Andrew Dunbar wrote:
>
> Before I left Vancouver for Mexico I made a Taiwanese
> friend who, when explaining the pronunciation of the
> Chinese characters in some word, wrote it in bopomofo.
> I'd never seen anyone actually use it before. A bit
> later I made another Taiwanese friend who had an
> electronic dictionary similar to the Japanese and
> Korean ones I'm familiar with, but I'd never seen a
> Chinese one before. This one actually had a bopomofo
> keyboard. I asked and was told that indeed bopomofo is
> the normal way to type on computers also in Taiwan.
Of the five input methods that come with the Mac Chinese Langagae Kit
(and presumably are also available in OS X), the one that uses bopomofo
is the most reliable for me -- I never could get it to accept the
digraph or accented pinyin spellings.
> Please correct me if I'm wrong. I thought that in
> Taiwan everybody spoke the local Chinese "dialect"

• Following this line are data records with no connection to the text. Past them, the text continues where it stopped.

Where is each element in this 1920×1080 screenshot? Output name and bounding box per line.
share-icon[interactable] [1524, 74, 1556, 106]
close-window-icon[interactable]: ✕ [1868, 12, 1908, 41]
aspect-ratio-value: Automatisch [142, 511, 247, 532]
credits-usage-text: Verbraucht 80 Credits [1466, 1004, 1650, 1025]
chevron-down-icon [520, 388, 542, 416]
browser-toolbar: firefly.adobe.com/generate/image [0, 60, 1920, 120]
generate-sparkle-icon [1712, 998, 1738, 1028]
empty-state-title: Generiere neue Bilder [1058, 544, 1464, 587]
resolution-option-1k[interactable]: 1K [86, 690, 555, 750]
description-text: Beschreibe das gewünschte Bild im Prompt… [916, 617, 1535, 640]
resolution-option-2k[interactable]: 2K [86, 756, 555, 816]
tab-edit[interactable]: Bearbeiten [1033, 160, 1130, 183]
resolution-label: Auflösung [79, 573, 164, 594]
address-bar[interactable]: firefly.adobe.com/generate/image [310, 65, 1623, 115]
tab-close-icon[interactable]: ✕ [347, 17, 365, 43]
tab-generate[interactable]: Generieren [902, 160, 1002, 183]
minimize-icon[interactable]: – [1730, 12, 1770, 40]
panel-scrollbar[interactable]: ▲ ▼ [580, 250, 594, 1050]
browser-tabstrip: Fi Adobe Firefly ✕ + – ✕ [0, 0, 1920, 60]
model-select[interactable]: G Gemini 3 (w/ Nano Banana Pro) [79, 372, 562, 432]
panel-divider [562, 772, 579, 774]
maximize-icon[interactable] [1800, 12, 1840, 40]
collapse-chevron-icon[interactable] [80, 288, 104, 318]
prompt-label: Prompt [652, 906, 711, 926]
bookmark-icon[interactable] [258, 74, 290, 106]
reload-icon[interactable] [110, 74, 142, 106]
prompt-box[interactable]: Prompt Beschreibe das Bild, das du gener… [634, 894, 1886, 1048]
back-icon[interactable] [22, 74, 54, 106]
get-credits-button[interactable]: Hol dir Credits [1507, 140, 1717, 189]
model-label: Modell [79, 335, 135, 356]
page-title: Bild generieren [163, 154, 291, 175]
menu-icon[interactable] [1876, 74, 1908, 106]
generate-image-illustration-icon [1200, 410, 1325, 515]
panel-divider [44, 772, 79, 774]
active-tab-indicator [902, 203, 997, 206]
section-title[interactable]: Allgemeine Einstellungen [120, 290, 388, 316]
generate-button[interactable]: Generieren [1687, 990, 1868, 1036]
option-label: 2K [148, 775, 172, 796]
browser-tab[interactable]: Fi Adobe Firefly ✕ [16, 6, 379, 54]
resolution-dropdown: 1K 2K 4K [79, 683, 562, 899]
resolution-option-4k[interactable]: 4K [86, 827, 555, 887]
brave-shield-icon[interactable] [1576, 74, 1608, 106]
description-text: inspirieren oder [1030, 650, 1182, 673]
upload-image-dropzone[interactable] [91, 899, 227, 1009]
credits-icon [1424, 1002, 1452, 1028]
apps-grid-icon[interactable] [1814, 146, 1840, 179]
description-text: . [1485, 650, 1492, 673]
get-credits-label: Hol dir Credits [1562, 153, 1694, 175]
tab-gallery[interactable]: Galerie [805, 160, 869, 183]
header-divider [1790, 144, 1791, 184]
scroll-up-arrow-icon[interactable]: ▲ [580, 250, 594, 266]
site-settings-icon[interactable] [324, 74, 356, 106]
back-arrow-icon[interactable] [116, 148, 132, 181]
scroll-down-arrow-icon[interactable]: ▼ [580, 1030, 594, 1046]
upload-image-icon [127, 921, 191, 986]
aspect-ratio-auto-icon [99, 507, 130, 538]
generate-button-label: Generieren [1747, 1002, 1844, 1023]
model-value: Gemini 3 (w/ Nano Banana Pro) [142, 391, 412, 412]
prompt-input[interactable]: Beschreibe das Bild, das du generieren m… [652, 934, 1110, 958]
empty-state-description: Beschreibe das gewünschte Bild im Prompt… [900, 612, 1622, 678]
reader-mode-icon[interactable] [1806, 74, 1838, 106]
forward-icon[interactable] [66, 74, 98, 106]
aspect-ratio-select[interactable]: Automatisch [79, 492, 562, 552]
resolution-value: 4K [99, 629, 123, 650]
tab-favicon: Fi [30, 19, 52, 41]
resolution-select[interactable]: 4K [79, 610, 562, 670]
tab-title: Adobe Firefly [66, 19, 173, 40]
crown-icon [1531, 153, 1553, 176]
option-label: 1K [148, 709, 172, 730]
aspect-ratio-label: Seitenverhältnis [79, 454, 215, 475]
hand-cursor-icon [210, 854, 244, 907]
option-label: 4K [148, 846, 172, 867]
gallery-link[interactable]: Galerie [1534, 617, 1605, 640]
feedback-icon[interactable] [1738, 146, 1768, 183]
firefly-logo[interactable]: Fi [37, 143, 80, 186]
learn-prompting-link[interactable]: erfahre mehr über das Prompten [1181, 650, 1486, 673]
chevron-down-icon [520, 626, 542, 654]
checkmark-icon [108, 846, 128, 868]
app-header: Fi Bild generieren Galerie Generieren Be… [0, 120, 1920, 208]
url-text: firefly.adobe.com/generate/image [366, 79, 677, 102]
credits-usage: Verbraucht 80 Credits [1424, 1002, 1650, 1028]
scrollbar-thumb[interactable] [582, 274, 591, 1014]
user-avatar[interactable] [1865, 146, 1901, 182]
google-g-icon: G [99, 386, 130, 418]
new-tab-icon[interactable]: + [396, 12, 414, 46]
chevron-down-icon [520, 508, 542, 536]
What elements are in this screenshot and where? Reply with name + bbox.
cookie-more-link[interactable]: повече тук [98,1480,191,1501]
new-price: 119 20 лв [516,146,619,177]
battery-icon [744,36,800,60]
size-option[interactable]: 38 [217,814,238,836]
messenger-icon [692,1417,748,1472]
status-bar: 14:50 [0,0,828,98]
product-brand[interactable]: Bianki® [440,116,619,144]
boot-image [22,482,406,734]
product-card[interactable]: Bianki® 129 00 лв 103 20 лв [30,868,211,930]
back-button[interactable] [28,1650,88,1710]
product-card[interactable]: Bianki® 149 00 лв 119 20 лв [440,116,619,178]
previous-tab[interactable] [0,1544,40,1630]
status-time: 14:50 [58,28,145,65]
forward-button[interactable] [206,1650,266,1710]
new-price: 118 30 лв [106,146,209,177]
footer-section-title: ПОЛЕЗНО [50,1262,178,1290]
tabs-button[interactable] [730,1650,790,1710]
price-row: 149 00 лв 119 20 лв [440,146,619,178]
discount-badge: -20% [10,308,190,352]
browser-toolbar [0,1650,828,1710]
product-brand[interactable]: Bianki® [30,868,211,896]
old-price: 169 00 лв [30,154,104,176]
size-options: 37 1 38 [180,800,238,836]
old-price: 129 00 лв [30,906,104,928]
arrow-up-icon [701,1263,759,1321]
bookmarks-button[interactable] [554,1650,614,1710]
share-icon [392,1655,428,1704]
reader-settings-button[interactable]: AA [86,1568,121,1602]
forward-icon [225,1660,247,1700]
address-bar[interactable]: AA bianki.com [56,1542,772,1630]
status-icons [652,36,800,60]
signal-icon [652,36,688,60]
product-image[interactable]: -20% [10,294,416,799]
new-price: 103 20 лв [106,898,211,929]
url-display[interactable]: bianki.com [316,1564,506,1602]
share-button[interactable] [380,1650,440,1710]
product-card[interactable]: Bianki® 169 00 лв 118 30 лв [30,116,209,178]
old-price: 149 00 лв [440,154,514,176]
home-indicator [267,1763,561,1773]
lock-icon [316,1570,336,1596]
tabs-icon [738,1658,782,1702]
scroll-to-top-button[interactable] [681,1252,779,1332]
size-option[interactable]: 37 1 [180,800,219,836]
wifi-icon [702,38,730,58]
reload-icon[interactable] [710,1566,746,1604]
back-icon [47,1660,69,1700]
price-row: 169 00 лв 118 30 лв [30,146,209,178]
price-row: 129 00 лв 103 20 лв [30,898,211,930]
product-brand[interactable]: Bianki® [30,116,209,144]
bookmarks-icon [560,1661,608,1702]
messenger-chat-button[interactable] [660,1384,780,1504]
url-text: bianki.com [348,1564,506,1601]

> and was later educated in Mandarin and that the
> traditional characters are used there. Does anybody
> know if they would be typing the bopomofo
> pronunciation
> for the local "dialect" or Mandarin? If Mandarin then
> uneducated people would not be able to use computers,
> electronic dictionaries, etc. This problem was avoided
> in Hong Kong by using input methods based on the
> script rather than the sounds of any particular
> "dialect". Is this right?
The Cantonese-specific characters found in Hong Kong have apparently not
been included in any of the international standard character sets.